Ensuring adequate iron intake is particularly difficult for vegans. Animal foods contain heme-iron, an easily absorbed form of iron, while plant sources contain non-heme iron, which is not easily absorbed. Approximately 7%-35% of non-heme iron can be absorbed by the body, yet only 2%-20% of non-heme iron can be absorbed. The best sources of non-heme iron include legumes, nuts, seeds, and dark leafy greens such as spinach, kale, and Swiss chard. To increase the absorption of non-heme iron, vegans should consume iron with vitamin-C rich foods, such as tomatoes, bell peppers, strawberries, oranges, and cantaloupes.

Zinc, another essential mineral, plays a role in immunity, metabolism, and wound healing. Adult males require 11 milligrams of zinc daily, while females only require 8 milligrams. Zinc is primarily found in animal products. However, beans, cashews, chickpeas, oatmeal, and peas are rich sources of zinc that should be regularly incorporated into the vegan diet.

Vitamin B12
Vitamin B12 is another nutrient often lacking in the vegan diet, as this vitamin is not naturally found in plant-based foods. However, vitamin B12 aids in brain function and the creation of red blood cells and DNA, making it vital to bodily health. Adults require 2.4 micrograms of vitamin B12 daily, and vegans should consume vitamin B12 in the form of fortified foods, such as breakfast cereals.

Vitamin D
Vitamin D is a unique vitamin, as the body can produce this nutrient when ultraviolet (UV) rays contact the skin. Unfortunately, obtaining the recommended daily allowance of 600 IUs of vitamin D from the sun alone can be timely and damaging to the skin, as sunscreen prevents the penetration of UV rays. Vegans should supplement their sun time with orange juice and breakfast cereals fortified with vitamin D.

Vegans, Just Remember To Plan Your Diet Carefully

Veganism is enormously beneficial to the environment, animals, and human health.
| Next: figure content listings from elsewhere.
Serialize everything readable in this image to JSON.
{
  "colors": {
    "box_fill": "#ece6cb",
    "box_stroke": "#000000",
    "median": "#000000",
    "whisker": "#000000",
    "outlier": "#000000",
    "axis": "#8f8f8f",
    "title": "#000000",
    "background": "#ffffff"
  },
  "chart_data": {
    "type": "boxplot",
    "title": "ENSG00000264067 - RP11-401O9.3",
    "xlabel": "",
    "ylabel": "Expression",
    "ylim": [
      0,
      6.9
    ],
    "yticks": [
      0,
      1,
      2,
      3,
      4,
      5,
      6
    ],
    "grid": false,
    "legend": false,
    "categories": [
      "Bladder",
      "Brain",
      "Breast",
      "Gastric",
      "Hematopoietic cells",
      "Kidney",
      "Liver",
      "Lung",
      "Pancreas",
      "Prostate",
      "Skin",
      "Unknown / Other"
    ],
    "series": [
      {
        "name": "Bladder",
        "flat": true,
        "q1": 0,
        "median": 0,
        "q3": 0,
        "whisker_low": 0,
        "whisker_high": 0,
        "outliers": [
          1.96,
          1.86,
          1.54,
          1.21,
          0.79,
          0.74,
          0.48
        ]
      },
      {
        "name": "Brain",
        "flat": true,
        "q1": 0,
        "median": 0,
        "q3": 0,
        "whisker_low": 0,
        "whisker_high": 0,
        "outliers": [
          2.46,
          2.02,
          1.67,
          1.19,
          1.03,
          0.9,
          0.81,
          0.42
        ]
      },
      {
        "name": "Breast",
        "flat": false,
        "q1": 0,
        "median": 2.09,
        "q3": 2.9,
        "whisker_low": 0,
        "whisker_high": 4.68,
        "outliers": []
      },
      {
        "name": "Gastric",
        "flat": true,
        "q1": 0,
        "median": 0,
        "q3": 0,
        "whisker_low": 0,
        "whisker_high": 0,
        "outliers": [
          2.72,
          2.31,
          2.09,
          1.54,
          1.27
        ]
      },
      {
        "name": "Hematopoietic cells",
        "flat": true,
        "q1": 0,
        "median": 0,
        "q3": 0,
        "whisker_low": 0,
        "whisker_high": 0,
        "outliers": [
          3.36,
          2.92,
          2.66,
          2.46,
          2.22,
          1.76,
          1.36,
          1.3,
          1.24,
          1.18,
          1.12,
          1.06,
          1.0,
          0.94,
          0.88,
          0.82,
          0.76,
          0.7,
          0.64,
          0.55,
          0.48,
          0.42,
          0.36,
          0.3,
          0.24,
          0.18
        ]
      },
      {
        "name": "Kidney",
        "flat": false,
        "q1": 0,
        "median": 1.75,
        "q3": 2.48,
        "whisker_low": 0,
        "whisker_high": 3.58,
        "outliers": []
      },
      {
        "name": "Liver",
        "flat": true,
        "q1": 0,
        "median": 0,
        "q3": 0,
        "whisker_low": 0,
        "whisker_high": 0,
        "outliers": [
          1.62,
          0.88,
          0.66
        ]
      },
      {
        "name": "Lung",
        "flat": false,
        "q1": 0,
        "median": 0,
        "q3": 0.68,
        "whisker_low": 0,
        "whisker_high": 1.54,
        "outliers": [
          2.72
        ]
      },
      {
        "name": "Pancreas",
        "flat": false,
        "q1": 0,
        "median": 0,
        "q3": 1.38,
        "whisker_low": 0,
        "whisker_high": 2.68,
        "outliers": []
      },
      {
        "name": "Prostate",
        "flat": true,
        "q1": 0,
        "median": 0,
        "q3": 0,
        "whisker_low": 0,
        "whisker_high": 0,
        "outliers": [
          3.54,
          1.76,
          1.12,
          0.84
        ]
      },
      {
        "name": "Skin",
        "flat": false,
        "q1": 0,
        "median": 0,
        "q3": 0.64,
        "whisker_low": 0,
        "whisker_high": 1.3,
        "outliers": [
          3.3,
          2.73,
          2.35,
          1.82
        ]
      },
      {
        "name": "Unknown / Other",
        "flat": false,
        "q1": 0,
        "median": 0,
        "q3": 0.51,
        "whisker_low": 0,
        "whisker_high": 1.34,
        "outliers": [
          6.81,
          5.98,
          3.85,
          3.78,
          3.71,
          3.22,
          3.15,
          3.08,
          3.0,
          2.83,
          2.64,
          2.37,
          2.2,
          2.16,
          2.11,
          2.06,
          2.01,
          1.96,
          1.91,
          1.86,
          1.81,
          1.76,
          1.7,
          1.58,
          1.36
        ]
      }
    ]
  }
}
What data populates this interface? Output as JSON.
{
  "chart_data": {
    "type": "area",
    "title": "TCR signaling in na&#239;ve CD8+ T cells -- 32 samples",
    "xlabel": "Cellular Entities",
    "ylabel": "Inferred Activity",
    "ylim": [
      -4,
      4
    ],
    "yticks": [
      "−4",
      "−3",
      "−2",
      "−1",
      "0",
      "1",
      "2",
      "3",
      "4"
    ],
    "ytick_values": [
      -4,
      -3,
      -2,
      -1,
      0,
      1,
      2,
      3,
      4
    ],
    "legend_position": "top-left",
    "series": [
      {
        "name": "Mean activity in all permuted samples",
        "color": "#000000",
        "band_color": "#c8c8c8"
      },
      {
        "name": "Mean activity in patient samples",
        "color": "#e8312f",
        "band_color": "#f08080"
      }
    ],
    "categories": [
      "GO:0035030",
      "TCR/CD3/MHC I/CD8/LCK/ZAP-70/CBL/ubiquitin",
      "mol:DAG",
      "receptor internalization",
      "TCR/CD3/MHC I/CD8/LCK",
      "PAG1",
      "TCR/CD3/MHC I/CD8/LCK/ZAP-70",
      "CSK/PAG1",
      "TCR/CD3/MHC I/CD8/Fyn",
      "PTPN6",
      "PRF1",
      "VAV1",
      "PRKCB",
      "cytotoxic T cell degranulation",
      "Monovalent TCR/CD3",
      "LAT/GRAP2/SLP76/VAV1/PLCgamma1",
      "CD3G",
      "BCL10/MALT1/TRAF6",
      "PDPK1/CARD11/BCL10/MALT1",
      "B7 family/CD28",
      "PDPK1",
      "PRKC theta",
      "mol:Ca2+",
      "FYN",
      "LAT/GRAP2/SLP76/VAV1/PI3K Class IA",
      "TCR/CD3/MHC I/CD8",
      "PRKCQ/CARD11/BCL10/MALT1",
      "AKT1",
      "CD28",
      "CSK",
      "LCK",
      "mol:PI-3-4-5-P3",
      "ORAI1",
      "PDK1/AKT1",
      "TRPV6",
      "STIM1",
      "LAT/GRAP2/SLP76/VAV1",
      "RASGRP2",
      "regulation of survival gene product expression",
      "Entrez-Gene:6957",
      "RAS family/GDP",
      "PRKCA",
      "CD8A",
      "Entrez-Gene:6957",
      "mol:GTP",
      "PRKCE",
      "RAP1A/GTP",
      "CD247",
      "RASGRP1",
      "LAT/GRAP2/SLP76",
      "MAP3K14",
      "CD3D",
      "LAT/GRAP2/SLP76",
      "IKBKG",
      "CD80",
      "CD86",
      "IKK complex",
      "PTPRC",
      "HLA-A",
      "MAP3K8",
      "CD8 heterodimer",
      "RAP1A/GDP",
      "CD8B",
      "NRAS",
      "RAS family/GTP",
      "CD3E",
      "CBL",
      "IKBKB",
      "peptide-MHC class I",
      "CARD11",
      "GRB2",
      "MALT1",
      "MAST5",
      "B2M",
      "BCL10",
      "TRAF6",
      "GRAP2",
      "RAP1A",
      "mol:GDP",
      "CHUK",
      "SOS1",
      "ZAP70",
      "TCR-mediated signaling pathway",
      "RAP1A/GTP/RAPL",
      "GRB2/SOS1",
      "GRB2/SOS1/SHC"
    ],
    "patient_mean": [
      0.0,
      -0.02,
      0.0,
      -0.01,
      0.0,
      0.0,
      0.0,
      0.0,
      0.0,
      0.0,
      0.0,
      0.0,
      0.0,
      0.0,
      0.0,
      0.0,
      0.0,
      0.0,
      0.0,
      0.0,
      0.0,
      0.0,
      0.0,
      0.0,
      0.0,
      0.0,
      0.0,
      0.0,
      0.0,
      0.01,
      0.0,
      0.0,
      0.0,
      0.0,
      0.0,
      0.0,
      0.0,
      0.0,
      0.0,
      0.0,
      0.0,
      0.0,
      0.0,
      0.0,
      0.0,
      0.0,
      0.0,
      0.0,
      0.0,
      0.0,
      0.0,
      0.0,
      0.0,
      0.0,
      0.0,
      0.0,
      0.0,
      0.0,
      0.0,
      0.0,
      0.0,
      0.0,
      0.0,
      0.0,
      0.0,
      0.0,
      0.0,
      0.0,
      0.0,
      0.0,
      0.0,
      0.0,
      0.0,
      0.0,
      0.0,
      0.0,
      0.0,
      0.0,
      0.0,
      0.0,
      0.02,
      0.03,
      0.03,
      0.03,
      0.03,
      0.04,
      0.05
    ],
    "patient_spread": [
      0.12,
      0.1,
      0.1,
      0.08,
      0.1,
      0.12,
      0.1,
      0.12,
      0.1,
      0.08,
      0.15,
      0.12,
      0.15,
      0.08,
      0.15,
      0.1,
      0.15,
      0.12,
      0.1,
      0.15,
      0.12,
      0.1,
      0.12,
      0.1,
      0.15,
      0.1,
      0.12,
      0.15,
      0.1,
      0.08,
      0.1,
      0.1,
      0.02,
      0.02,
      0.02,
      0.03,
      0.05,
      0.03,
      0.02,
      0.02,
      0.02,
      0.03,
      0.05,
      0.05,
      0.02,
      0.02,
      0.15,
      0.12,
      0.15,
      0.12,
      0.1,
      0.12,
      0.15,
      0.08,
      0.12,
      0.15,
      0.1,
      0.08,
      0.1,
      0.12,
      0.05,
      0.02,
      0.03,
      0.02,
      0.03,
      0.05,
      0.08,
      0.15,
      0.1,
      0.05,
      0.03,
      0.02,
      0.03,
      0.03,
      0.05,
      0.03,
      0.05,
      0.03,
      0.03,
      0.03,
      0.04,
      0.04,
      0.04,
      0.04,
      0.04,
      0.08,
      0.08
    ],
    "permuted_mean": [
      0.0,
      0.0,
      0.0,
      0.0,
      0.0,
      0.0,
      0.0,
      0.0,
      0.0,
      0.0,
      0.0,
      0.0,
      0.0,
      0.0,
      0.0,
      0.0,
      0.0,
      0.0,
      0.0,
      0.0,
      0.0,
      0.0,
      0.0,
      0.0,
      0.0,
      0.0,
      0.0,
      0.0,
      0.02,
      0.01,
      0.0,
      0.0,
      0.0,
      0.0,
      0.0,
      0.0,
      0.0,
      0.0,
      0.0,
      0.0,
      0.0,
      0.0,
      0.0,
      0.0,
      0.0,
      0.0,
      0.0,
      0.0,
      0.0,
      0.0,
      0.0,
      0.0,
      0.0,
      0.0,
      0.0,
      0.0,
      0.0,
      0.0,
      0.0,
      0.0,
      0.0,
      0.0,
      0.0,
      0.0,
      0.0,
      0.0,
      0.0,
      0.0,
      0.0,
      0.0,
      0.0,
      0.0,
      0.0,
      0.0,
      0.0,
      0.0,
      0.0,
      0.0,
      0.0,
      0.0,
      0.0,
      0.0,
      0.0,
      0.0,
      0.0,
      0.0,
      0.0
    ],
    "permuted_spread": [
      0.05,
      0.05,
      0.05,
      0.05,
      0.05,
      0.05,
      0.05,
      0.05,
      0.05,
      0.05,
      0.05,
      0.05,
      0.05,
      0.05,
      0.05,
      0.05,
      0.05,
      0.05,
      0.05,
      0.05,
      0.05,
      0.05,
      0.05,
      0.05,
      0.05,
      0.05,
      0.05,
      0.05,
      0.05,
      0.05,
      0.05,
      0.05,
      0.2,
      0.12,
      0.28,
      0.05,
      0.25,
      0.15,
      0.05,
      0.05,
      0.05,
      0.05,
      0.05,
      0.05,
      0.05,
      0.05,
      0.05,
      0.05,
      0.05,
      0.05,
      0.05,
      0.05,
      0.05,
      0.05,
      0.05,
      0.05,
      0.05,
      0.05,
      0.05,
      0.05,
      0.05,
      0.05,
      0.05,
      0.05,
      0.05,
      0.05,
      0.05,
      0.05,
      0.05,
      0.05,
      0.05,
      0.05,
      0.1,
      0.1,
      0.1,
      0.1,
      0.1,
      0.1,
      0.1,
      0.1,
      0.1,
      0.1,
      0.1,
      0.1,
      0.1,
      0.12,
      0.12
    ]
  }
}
However, vegans often fall back on packaged and processed foods for nourishment. After all, Oreos ARE vegan! Given some of the limitations around the vegan diet, careful planning is necessary to prevent nutritional deficiencies. Fortunately, by consuming a plentiful amount of fruits, vegetables, whole grains, nuts, legumes, healthy fats, and vitamin B12 and D-fortified foods, vegans can prevent nutritional issues and fully reap the benefits of the vegan lifestyle.